At the same time, the middle of a pandemic is the wrong time to be cutting SNAP benefits or kicking participants out of the program, and that's why I’ve called on the Administration to withdraw rules that would take these benefits away from families in need. Food deserts, and again the pandemic has simply put a big fat magnifying glass on a problem that already existed and that is that 23.5 million Americans live in a food desert where the absence of a grocery store within one mile of their home makes it more difficult to purchase fresh, nutritious food. Low income Americans, people of color, much more likely to live in food deserts, and people in rural areas live in these food deserts all over America. That's why Senator Brown and I wrote a letter with 20 senators urging the Department of Agriculture to prioritize these programs intended to minimize food deserts and support local and regional efforts for these projects. 
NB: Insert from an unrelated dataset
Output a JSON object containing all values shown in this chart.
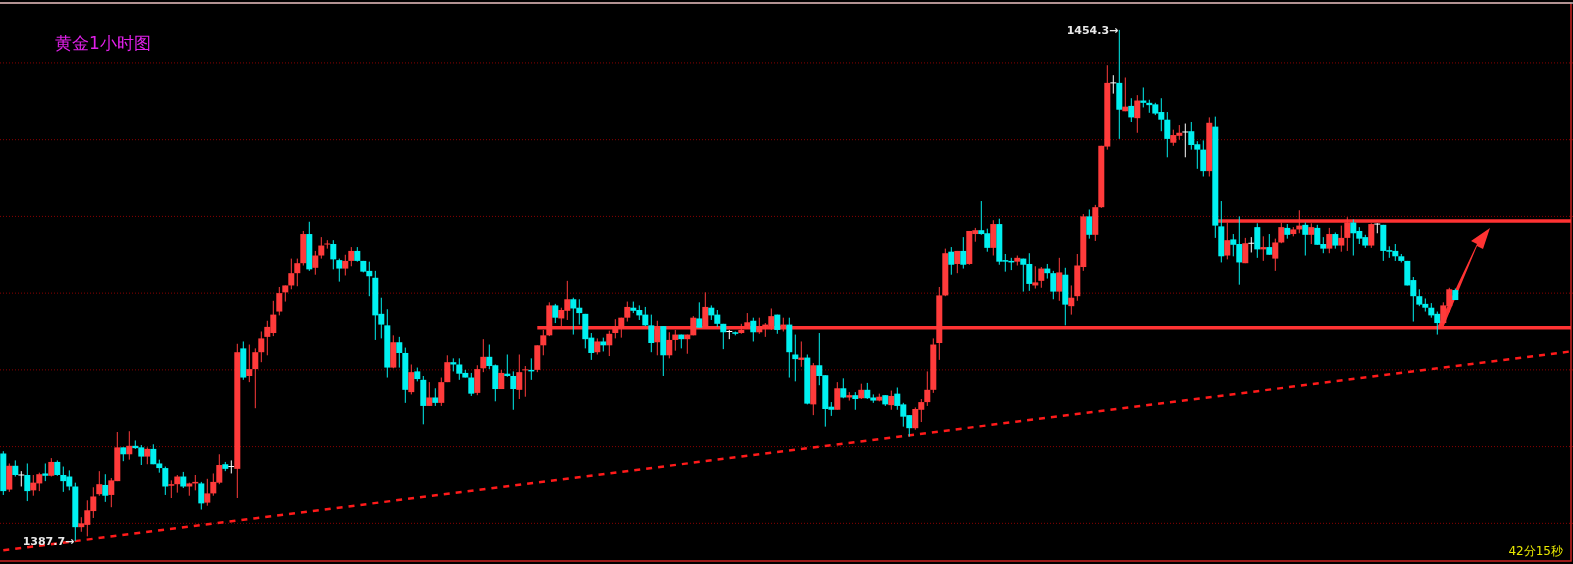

We cannot overlook the capacity needs of food shelves, and that's something I talked about with our friends at Second Harvest Heartland just this weekend. The Work Now Act is something that I appreciate Senator Wyden is here, one of the cosponsors, along with Senator Brown, Senator Schatz, to support nonprofit organizations, to make it easier for them to hire people who are actually out of work who can then help other people. It's why I joined Senator Stabenow and several of my colleagues in the agriculture committee in introducing the Food Supply Protection Act to help food banks increase their capacity and strengthen partnerships to prevent food waste while feeding more families. 

It was one of my predecessors, Vice President Hubert H. Humphrey, whose desk I stand in front of today, his name is carved in the desk. He served on the agriculture committee, he grew up in a small town in South Dakota and became a professor eventually, but in a farm that was a family -- that was a pharmacist -- and he understood the importance of growing up in that family, seeing the ups and downs of rural America. He understood the importance of stable government policy for both agriculture producers and families struggling to put food on the table. He was a leading advocate of federal food nutrition programs and paid an instrumental role  in the passage of what was then called the Food Stamp Act of 1964 which turned what was then just a pilot program into the permanent program we know today. He knew that the moral test of government is how government treats its most vulnerable citizens, those in need, those who are seniors, those with disabilities. He once said this, we will be remembered not for the power of our weapons but for the power of our compassion, our dedication to human welfare. In these times of uncertainty and with rising food insecurity, we need to work to ensure that the nutrition needs of our most vulnerable citizens are met. 

Thank you, Mr. President. I yield the floor.